As microdisplacement we understand something that can give you very fine detail without the intervention of the user and acting just in the parts of the mesh where it actually needs detail, and Adaptive Displacement is the same as actual standard displacement but to subdivide the mesh it takes into account the edge length in screen, so it generates more geometry near the camera and less detail far away from the camera.
But are we in a mistake? Are those two displacement in fact just one?

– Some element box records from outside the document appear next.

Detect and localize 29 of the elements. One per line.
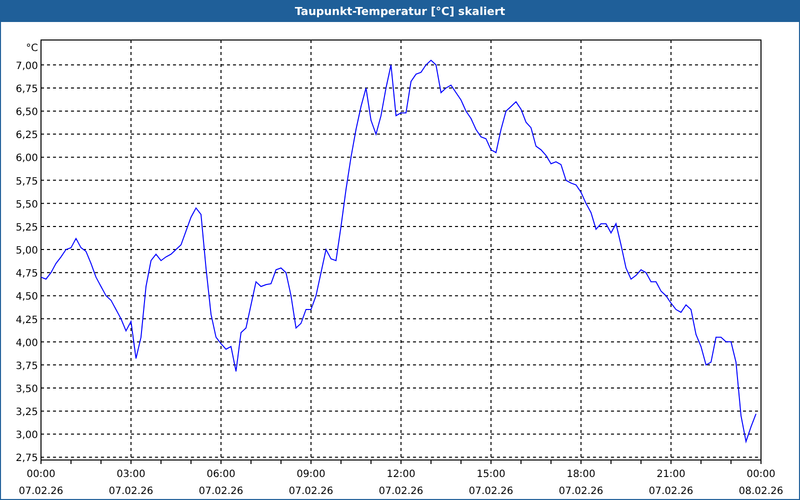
x-tick-label: 15:00 07.02.26: [468, 469, 514, 497]
y-tick-label: 6,00: [16, 153, 38, 164]
x-tick-label: 06:00 07.02.26: [198, 469, 244, 497]
y-tick-label: 3,75: [16, 360, 38, 372]
x-tick-label: 12:00 07.02.26: [378, 469, 424, 497]
y-tick-label: 4,75: [16, 268, 38, 280]
y-tick-label: 6,50: [16, 107, 38, 118]
y-tick-label: 4,50: [16, 292, 38, 303]
y-axis-unit: °C: [26, 43, 38, 54]
y-tick-label: 2,75: [16, 453, 38, 464]
y-tick-label: 4,00: [16, 338, 38, 349]
y-tick-label: 5,50: [16, 199, 38, 210]
y-tick-label: 6,75: [16, 84, 38, 95]
x-tick-label: 21:00 07.02.26: [648, 469, 694, 497]
y-tick-label: 5,75: [16, 176, 38, 188]
y-tick-label: 3,00: [16, 430, 38, 442]
x-tick-label: 18:00 07.02.26: [558, 469, 604, 497]
x-tick-label: 09:00 07.02.26: [288, 469, 334, 497]
y-tick-label: 5,25: [16, 222, 38, 234]
y-tick-label: 7,00: [16, 60, 38, 72]
window-title: Taupunkt-Temperatur [°C] skaliert: [1, 0, 799, 22]
y-tick-label: 3,25: [16, 407, 38, 418]
y-tick-label: 6,25: [16, 130, 38, 142]
x-tick-label: 00:00 07.02.26: [18, 469, 64, 497]
x-tick-label: 00:00 08.02.26: [738, 469, 784, 497]
y-tick-label: 3,50: [16, 384, 38, 395]
y-tick-label: 4,25: [16, 314, 38, 326]
y-tick-label: 5,00: [16, 246, 38, 257]
x-tick-label: 03:00 07.02.26: [108, 469, 154, 497]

AFAIK, in Blender Cycles “adaptive subdivision”, “microdisplacement”, and “adaptive displacement”, etc. all refer to the same thing, the Cycles experimental “Adaptive” option
which can be set on the Subdivision Surface modifier (only if it’s the last modifier in the stack) which represents the final render-time tessellation of the object taking into account both subdivision and displacement together (this togetherness may be why people use so many different terms for this one feature in Cycles). Perhaps a more formal (and verbose) description would be “screen space adaptive tessellation at render time”.

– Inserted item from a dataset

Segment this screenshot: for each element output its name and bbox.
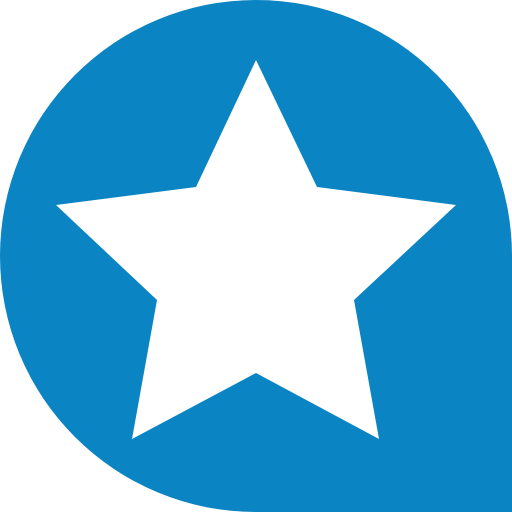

But also many programs have a modeling or procedural operation “subdivide mesh” or “subdivide polygons” etc. with an option to make the subdivision detail level adaptive based on the topology of the model (curvy vs flat bits etc.) and these are independent of screen-space size. But these are usually static (or at least procedural and upstream from the render) operations. I don’t know of any common standard term for this, other than just something like “subdivide the mesh using the max smoothing angle option” or whatever you like.

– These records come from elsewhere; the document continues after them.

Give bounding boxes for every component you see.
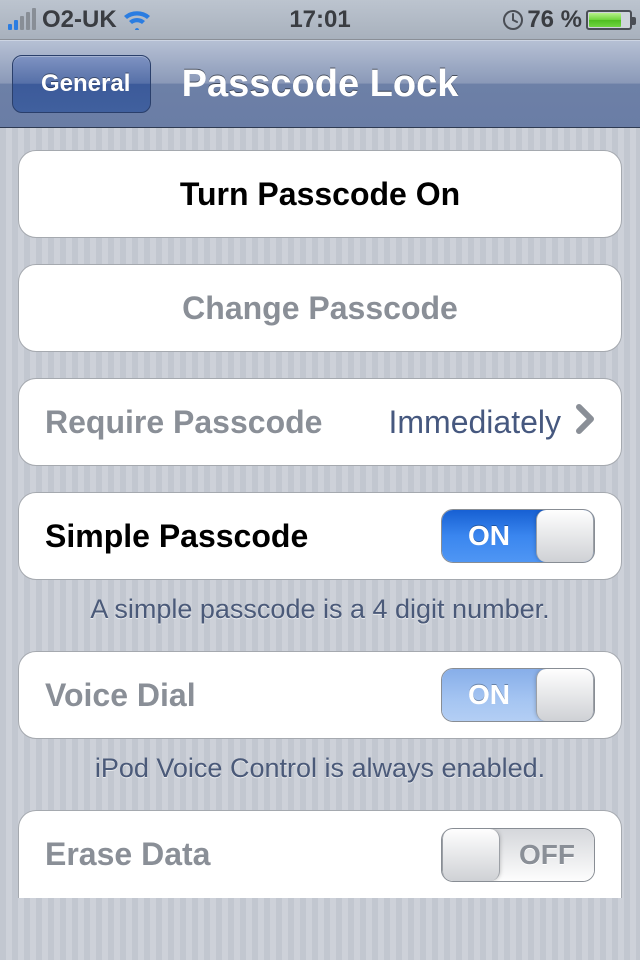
voice-dial-toggle: ON [441, 668, 595, 722]
back-button-label: General [41, 70, 130, 98]
simple-passcode-row: Simple Passcode ON [18, 492, 622, 580]
signal-icon [8, 10, 36, 30]
erase-data-row: Erase Data OFF [18, 810, 622, 898]
content-area: Turn Passcode On Change Passcode Require… [0, 128, 640, 960]
back-button[interactable]: General [12, 55, 151, 113]
voice-dial-row: Voice Dial ON [18, 651, 622, 739]
voice-dial-label: Voice Dial [45, 677, 441, 714]
require-passcode-label: Require Passcode [45, 404, 389, 441]
change-passcode-button: Change Passcode [18, 264, 622, 352]
erase-data-label: Erase Data [45, 836, 441, 873]
chevron-right-icon [575, 401, 595, 443]
switch-on-label: ON [442, 510, 536, 562]
nav-bar: General Passcode Lock [0, 40, 640, 128]
turn-passcode-on-button[interactable]: Turn Passcode On [18, 150, 622, 238]
simple-passcode-toggle[interactable]: ON [441, 509, 595, 563]
simple-passcode-label: Simple Passcode [45, 518, 441, 555]
battery-icon [586, 10, 632, 30]
status-bar: O2-UK 17:01 76 % [0, 0, 640, 40]
switch-on-label: ON [442, 669, 536, 721]
switch-off-label: OFF [500, 829, 594, 881]
carrier-label: O2-UK [42, 6, 117, 34]
erase-data-toggle: OFF [441, 828, 595, 882]
require-passcode-row[interactable]: Require Passcode Immediately [18, 378, 622, 466]
voice-dial-footer: iPod Voice Control is always enabled. [18, 739, 622, 784]
change-passcode-label: Change Passcode [182, 290, 458, 327]
battery-percent-label: 76 % [527, 6, 582, 34]
wifi-icon [123, 10, 151, 30]
clock-icon [503, 10, 523, 30]
simple-passcode-footer: A simple passcode is a 4 digit number. [18, 580, 622, 625]
turn-passcode-on-label: Turn Passcode On [180, 176, 460, 213]
require-passcode-value: Immediately [389, 404, 562, 441]
status-time: 17:01 [289, 6, 350, 34]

Blender’s subdivide operator and modeling commands don’t seem to have (maybe I’m missing it somewhere) the ability to do static surface-adaptive subdivision outside of Cycles. I think OpenSubdiv can now do some of this, so it might be nice to get some more options in the regular subdiv modifier to make it able to be more “adaptive” to the curvature of the geometry (maybe this is just a matter of exposing more of the OSD TopologyRefiner::AdaptiveOptions?)
The second one you described, which is screen space independent, is what I understand as micro displacement, while the screen space dependent one is what I understand as Adaptive Displacement.
The ideal thing would be to have both at render time, so we have detail where needed as microdisplacement and an optimization of this as adaptive displacement.
What I’m not sure it exists at all is the microdisplacement one, but since a lot of people is talking about that, maybe there is a way to enable it that I’m missing.